Stipendi supplenti Covid, docenti e personale ATA: continuano i gravissimi disagi relativi al mancato pagamento delle retribuzioni spettanti. In una nota informativa diffusa il 17 dicembre 2020, Flc-Cgil ha denunciato nuovamente questa situazione incresciosa, ribadendo i ripetuti solleciti inoltrati al Ministero dell’Istruzione al fine di risolvere, una volta per tutte, questo problema.

Stipendi personale Covid, ancora moltissimi supplenti non sono stati pagati

‘Grazie alle nostre pressioni – si legge nel comunicato Flc-Cgil – circa 130mila contratti sono stati pagati, ma ancora migliaia di supplenti dovranno aspettare gennaio per riscuotere lo stipendio e la tredicesima.’
Il sindacato sottolinea di continuare a ricevere ‘segnalazioni di incapienza di fondi o verifica della disponibilità in corso sui POS delle scuole, che non consentono di effettuare i pagamenti entro l’anno 2020.’

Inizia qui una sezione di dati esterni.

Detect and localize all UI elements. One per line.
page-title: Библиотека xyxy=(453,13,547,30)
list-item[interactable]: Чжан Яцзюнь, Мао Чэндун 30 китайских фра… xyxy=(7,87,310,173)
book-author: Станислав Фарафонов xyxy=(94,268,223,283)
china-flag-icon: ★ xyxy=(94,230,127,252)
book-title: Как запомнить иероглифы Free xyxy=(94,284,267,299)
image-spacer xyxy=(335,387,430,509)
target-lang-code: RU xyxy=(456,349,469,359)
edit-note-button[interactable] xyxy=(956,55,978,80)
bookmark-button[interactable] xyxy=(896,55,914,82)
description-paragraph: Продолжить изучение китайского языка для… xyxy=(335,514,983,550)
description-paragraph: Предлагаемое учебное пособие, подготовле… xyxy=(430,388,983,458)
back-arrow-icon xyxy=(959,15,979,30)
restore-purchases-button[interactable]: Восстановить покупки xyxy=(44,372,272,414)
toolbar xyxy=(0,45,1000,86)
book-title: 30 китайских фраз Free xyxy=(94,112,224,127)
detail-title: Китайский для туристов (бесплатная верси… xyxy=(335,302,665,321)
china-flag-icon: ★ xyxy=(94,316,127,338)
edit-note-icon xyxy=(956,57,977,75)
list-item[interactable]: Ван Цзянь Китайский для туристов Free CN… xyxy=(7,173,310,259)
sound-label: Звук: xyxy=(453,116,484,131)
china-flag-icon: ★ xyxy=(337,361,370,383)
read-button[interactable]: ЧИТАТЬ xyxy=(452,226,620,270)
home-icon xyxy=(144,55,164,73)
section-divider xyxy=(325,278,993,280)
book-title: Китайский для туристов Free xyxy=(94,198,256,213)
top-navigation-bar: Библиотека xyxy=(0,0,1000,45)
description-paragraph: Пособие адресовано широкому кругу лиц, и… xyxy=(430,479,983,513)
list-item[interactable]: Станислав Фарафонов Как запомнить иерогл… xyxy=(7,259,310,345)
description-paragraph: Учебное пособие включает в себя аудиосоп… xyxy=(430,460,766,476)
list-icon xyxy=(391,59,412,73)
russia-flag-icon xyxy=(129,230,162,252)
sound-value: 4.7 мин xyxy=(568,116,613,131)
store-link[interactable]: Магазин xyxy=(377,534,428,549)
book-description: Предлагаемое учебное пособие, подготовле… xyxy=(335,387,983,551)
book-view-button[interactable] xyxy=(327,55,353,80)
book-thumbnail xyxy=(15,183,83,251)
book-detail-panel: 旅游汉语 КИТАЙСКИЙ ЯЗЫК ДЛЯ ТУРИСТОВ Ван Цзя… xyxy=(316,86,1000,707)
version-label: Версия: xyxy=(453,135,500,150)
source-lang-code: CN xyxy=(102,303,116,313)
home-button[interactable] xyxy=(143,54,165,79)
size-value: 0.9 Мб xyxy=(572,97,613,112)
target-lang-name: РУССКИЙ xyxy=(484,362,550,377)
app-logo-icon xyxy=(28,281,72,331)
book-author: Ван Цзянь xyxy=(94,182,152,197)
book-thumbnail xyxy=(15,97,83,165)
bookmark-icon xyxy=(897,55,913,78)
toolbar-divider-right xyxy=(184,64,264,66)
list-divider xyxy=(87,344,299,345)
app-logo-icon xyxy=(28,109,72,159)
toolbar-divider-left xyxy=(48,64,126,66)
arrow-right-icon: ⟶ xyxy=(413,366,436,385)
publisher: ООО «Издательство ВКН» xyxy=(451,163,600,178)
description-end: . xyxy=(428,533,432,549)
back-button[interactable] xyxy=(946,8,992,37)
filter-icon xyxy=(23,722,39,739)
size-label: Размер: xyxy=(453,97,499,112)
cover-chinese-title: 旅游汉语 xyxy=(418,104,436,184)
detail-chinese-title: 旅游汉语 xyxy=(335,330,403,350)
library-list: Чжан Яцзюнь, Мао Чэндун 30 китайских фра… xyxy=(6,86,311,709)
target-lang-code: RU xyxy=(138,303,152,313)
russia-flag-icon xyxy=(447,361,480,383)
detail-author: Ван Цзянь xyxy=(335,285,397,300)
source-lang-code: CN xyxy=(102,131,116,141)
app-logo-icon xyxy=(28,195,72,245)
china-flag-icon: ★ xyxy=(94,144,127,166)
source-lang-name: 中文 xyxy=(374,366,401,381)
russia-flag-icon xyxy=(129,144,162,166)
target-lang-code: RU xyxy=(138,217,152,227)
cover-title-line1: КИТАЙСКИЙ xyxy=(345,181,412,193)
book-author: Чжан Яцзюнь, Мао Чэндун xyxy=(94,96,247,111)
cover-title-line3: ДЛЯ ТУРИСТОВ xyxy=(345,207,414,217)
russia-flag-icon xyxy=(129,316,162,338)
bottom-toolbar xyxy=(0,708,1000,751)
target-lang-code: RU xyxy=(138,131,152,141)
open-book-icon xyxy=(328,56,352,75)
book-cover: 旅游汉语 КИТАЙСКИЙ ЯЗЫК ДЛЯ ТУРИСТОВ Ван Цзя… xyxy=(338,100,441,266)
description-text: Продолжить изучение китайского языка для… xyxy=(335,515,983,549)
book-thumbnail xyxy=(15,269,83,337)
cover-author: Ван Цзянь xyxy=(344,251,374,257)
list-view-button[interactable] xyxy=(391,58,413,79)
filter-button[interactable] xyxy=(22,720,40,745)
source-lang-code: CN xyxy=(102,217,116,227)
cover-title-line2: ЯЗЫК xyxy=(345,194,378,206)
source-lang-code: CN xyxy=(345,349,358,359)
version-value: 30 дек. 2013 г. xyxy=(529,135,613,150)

Personale Covid, Ministero Istruzione conferma la piena copertura delle risorse destinate agli stipendi

D’altra parte, il Ministero dell’Istruzione conferma che c’è la piena copertura delle risorse. Dunque, sulla carta – scrive Flc-Cgil – non ci sarebbero ulteriori impedimenti per pagare tutti i contratti attivati, ma potrebbero esserci invece degli errori nella comunicazione dei dati.
A prescindere da quale possa essere la causa del problema e a chi debbano essere attribuite le colpe del mancato pagamento degli stipendi, ‘è assolutamente necessario riparare tempestivamente le falle createsi con questa cervellotica gestione dell’organico Covid e fare di tutto per giungere ad un’emissione straordinaria di pagamenti entro dicembre.’